The Crumbleys also addressed the court. James told Judge Matthews that he did not know about his son’s plans and expressed sorrow to the families of the victims. “I cannot express how much I wish I had known what was going on with him or what was going to happen,” James Crumbley said.

Jennifer, meanwhile, took some offense to the prosecution attempting to paint her as a neglectful parent but told the court that she felt “deep remorse, regret and grief” concerning the shooting. She tried to paint her and her husband as average parents: “We weren’t perfect, but we loved our son and each other tremendously.”

The victims’ families want to see changes to laws that prevent schools from being sued in connection to school shootings and want an independent review to be conducted after any mass shooting. Still, Oakland County prosecutors have indicated that they will not charge anyone else in connection to the mass shooting. 

Beausoleil said during an appearance on the Today Show that the sentence sends a message to parents nationwide “to really listen to your children,” Beausoleil said. “There should be accountability for every action that we have.” 

She also took umbrage with the Crumbleys’ statements in court, telling Today, “I felt like it was a way for them to again place blame on somebody else versus themselves. In those statements, there was still no accountability for their actions.”

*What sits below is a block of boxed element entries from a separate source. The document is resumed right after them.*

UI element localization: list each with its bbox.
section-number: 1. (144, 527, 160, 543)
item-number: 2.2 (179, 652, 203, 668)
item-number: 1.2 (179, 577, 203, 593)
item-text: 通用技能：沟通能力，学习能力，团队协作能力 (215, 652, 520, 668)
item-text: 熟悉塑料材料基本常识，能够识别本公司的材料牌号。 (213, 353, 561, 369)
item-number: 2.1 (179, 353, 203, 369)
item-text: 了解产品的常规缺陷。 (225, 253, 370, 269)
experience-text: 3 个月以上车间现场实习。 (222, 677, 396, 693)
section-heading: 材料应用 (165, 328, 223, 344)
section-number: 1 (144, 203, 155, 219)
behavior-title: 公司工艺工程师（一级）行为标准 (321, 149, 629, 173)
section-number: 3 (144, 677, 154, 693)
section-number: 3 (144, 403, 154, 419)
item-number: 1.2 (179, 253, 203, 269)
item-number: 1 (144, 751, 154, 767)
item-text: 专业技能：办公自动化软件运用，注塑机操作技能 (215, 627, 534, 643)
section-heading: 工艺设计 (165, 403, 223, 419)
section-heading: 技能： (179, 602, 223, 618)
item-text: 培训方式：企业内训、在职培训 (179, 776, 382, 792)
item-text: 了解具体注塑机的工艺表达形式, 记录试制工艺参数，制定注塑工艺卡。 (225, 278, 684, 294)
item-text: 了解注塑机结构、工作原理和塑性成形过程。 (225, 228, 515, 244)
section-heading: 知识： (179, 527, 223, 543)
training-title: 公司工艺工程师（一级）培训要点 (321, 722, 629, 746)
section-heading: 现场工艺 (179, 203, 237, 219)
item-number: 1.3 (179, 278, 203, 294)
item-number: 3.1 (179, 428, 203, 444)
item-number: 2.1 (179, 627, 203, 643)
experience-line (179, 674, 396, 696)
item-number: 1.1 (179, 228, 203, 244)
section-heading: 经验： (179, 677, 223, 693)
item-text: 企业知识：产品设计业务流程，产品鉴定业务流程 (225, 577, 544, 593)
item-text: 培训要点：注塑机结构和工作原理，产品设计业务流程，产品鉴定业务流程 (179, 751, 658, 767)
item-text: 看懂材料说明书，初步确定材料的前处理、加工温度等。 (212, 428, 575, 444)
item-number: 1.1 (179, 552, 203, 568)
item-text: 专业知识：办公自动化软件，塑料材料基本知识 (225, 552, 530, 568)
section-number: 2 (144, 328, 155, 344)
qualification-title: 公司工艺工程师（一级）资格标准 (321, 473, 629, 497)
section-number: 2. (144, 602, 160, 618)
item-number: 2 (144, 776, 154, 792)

Oakland County Prosecutor Karen McDonald seems to agree with Beausoleil, telling reporters after the trial, “Feeling bad is natural, and we don’t dispute that they feel bad … that’s not what’s important to victims of crime,” McDonald said. “What they want and need most of all is remorse, which means acknowledgment of the wrongdoing and some sort of reconciliation or apology for that—and that didn’t come.”